Fenton Johnson Was First | Part I: The Seed in the City
- Jul 15, 2025
- 3 min read
Updated: Jul 16, 2025
Born in Bronzeville; South Side Scribe
Before the Harlem Renaissance had a name, before "Black literature" became a section in white bookstores, a boy was born into a rising Black middle class on Chicago's South Side. Fenton Johnson was born on May 7, 1888, in Chicago, Illinois, in what would become the Bronzeville neighborhood on the South Side. Pre-Great Migration, Bronzeville spanning roughly 26th to 51st Streets between State Street and Cottage Grove, was already home to self-sustaining Black families, churches, and businesses by the late 1880s. His father, Elijah Johnson, worked as a railroad porter and became a property owner. His father is said to be one of the wealthiest Black persons in Chicago. Fenton lived in a rare space for a Black boy at the time. Business ownership and literacy were the norm. At no point did this fortunate fall from the sky, Fenton's father was among the earliest Black entrepreneurs to successfully navigate real estate in Chicago. To own a home and business as a Black man in post-Reconstruction America can be seen as defiance yet it truly spells out continuity.
The "Real" World
(You can't read his verse without seeing what he lived.)

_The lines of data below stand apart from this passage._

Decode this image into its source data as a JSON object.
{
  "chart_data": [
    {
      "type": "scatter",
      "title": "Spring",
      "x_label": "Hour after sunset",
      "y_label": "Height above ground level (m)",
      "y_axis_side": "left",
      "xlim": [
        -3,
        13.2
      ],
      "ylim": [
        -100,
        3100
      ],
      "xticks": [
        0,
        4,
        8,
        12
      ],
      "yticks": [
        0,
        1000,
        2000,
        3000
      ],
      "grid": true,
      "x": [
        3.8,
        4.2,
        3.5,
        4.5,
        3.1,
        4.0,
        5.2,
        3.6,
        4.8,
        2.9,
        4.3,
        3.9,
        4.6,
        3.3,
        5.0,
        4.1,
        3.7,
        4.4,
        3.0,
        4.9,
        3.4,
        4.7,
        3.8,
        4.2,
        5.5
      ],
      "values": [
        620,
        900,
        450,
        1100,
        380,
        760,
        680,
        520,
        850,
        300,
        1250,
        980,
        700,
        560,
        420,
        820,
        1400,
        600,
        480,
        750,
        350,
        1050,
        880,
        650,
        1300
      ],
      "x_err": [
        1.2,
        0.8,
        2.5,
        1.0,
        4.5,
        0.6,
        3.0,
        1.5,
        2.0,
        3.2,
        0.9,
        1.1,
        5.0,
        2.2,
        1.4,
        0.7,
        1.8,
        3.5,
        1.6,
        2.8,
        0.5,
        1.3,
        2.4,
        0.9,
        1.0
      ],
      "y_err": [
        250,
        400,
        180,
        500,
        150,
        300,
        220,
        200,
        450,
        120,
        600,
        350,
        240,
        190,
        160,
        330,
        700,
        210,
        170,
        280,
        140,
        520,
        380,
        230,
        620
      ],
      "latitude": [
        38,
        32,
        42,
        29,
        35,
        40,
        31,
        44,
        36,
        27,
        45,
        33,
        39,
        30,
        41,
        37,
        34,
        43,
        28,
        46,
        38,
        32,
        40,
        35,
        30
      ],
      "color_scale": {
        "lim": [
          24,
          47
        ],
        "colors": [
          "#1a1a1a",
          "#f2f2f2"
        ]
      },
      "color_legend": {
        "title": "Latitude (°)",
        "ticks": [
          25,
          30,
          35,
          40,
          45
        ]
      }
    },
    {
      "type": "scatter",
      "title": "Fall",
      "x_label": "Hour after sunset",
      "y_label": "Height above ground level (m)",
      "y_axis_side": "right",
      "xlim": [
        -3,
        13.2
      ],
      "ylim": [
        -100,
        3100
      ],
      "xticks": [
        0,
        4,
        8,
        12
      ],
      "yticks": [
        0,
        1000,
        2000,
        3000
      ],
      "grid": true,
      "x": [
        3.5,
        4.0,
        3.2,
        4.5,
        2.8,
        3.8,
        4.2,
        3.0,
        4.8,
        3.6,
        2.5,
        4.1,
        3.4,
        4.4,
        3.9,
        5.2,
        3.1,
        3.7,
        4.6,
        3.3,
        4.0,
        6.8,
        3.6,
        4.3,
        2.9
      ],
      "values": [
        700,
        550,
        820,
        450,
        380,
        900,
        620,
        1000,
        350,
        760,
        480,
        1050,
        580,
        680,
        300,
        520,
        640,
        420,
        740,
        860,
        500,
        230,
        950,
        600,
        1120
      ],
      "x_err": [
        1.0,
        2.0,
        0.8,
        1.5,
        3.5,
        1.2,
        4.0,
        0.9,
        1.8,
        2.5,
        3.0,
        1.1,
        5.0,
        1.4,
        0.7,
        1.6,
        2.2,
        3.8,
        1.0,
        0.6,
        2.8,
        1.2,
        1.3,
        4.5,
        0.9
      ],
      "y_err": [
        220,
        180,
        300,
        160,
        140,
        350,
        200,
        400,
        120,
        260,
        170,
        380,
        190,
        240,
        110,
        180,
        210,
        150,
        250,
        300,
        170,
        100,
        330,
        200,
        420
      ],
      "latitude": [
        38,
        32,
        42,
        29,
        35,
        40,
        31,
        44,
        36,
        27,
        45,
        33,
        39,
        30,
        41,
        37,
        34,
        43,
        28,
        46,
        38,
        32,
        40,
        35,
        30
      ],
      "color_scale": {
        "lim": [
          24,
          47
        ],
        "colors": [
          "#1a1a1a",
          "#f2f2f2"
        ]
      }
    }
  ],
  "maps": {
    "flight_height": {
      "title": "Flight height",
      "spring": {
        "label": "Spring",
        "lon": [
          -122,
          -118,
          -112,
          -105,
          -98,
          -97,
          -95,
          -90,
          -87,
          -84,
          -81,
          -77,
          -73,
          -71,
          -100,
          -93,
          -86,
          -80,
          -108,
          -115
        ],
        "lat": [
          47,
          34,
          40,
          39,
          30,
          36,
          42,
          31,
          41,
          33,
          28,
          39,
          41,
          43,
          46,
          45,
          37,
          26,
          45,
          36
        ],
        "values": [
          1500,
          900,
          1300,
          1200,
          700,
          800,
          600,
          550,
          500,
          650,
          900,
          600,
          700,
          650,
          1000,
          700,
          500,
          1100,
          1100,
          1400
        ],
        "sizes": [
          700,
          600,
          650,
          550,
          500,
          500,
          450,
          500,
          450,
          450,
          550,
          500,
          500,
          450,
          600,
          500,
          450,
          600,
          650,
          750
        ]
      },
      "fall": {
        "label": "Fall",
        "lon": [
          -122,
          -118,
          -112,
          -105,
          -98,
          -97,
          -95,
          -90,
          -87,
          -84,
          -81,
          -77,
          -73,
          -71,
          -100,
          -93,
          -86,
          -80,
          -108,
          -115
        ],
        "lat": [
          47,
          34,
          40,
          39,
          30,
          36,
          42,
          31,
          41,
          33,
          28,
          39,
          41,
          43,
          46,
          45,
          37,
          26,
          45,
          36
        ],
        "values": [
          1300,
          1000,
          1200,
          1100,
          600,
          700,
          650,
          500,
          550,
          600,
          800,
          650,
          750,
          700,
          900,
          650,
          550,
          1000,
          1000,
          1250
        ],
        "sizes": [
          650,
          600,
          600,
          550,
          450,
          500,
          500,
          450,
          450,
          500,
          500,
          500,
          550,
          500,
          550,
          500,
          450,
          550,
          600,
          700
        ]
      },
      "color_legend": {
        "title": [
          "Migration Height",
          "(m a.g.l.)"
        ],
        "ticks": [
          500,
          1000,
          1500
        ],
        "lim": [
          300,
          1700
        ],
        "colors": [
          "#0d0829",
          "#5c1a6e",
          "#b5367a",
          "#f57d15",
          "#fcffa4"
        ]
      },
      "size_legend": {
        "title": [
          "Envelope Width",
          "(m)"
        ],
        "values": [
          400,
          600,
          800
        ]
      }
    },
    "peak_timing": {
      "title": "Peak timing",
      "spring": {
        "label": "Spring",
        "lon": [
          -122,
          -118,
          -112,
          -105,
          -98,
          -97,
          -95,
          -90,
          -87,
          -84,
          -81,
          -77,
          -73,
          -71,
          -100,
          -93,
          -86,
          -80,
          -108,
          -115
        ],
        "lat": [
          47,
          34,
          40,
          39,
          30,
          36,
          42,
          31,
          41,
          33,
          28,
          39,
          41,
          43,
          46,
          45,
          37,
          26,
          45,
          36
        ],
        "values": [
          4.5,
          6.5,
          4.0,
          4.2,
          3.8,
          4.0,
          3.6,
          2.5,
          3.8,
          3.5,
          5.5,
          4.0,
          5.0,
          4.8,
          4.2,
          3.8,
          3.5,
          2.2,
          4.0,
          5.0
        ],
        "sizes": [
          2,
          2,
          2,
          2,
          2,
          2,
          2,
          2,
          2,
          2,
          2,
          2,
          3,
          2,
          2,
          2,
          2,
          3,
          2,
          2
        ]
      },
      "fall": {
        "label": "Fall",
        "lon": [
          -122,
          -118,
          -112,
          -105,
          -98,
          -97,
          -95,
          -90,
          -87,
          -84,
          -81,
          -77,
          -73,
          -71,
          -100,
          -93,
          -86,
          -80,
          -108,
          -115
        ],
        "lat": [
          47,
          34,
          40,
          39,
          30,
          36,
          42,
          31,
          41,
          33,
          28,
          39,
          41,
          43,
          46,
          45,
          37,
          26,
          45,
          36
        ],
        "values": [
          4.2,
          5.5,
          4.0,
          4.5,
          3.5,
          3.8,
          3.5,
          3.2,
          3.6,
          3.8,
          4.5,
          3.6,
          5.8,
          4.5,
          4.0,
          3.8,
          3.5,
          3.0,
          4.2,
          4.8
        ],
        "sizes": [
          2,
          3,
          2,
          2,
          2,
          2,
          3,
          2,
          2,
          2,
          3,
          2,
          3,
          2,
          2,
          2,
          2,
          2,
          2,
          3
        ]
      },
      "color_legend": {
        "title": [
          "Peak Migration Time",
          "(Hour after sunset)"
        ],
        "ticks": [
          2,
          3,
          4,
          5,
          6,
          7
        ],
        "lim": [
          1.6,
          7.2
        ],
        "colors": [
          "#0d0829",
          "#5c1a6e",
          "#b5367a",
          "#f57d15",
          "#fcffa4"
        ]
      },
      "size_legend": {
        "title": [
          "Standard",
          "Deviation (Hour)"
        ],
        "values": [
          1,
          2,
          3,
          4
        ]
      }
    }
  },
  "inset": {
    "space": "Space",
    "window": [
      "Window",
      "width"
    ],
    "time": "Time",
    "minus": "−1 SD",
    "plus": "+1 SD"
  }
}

We will now explore the world that fueled his anger, disenchantment, and clairvoyance. Without context, his work carries weight that sinks. With context, his work carries life into new centuries. With the Compromise of 1877 and introduction of Jim Crow, "blacks in Illinois found themselves in circumstances only marginally better than those they had endured in the antebellum years". Between 1882 and 1968, there were 4,743 documented lynchings in the U.S., majority of them Black victims. Primarily in the Deep South, however the Midwest, including Illinois, saw the execution of Black men in visceral and public ways. In 1909, a Black man by the name of William "Froggie" James was lynched in Cairo, IL with thousands of spectators, even after IL passed anti-lynching laws in 1905. Jim Crow segregation was ratified in every Southern state, influencing Chicago's social and civic life. Chicago's segregation was less overt but still structural, manifesting in restricted housing, segregated schools, and blocked job opportunities. Bronzeville, part of the Chicago's Black Belt, was deliberately underfunded and isolated. In this Northern city, civility masked cruelty: landlords, employers, and schools communicated the same message, "you belong but not fully." Civility in these times had more to do with restraining the victims than it was to impede the persecution. Sanitizing the world that brought him up will only cleanses the world of its own wrongdoings while ripping history from his work, since an artist is like a sponge. Do not take these truths lightly, reader. They live in the DNA of those who have endured it and now the pain dances to the same rhythm that life does. Don't like learning about it? Make sure it doesn't happen again.
Schooling and Early Work
Fenton attended Chicago Public Schools, including Englewood and Wendell Phillips High Schools; two of the few institutions that accepted Black students at the time. He was scribbling at the age of nine; his poems were published in Chicago journals before age 12. Johnson briefly attended Northwestern University, then completed his BA at the University of Chicago. He later studied at Columbia University's Pulitzer School of Journalism.

An excerpt early into his journey as a poet:
Sympathy is quality of man
When the twilight ushers in the hour
Of the withered limb and faded eye,
And the loss of every kind of power;
Soft the world of nature drinks it all, —
Wonder-world of nature drinks it all.
And the Wound Is Not for Man to See
Johnson, Fenton. When I Reach Manhood. Chicago: Self-published, 1913.